Menginjak bangku SMP, saat itu saya sekolah di MTsN (Madrasah Tsanawiyah Negeri) Klaten, menulis buku harian masih menjadi aktivitas yang menyenangkan. Selain itu, saya juga mulai suka menulis puisi. Ini berawal dari terpilihnya saya untuk ikut lomba membaca puisi mewakili sekolah. Sejak saat itulah membaca dan menulis puisi menjadi hobi.
Ketika SMA, saya sekolah di SMA Muhammadiyah 1 Klaten, saya memiliki guru yang punya profesi sebagai wartawan. Alhasil, kemampuan menulis saya semakin terasah atas bimbingan beliau. Ditambah lagi, saya memiliki seorang guru bahasa Indonesia yang sangat kompeten. Ini membuat saya tidak hanya bisa menulis, tetapi juga memahami kaidah bahasa Indonesia yang baik dan benar.

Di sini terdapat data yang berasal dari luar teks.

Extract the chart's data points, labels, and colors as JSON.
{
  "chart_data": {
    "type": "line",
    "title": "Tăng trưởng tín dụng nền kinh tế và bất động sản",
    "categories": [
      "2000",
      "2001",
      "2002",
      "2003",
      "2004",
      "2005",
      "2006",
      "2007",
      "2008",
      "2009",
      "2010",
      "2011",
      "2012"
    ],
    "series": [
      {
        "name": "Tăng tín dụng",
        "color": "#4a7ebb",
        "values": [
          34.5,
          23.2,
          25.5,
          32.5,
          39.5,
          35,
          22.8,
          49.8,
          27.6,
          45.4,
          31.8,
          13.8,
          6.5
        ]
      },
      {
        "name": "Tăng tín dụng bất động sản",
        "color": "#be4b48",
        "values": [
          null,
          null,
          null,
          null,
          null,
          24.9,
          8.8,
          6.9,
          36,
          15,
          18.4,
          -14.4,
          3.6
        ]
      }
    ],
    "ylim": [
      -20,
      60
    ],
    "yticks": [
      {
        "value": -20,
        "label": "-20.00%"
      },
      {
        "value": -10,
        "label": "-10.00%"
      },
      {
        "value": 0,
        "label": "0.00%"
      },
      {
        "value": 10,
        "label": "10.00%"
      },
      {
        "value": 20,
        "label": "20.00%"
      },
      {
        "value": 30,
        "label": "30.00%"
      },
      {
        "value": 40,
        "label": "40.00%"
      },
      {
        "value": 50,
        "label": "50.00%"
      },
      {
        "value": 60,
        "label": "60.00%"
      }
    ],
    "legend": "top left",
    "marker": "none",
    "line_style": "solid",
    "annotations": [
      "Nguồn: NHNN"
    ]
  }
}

Bersyukur sekali bertemu dan berkesempatan belajar dengan guru-guru hebat, membuat saya percaya diri untuk mengirim tulisan ke media massa. Alhamdulillaah, dua tulisan dimuat, satu puisi mendapat juara, meskipun hanya juara harapan.
Sayangnya, nyali untuk mengirim tulisan ke media itu tidak berlanjut saat mulai kuliah. Aktivitas menulis saya kembali ke awal: menulis catatan dan puisi di diary. Tak ada perkembangan berarti. Justru kemunduran yang saya alami.
Alhamdulillaah, di akhir tahun 2015, setelah puluhan tahun tak menulis dengan serius, saya bertemu dengan grup kepenulisan di Facebook. Dari sanalah saya bergabung dengan One Day One Post yang didirikan oleh Bang Syaiha. Jazakallahu khairan katsira. Inilah era baru kepenulisan saya. Yang tadinya menulis sekadar meluapkan rasa di dalam dada, menjadi motivasi yang hingga saat ini membakar diri untuk terus menulis.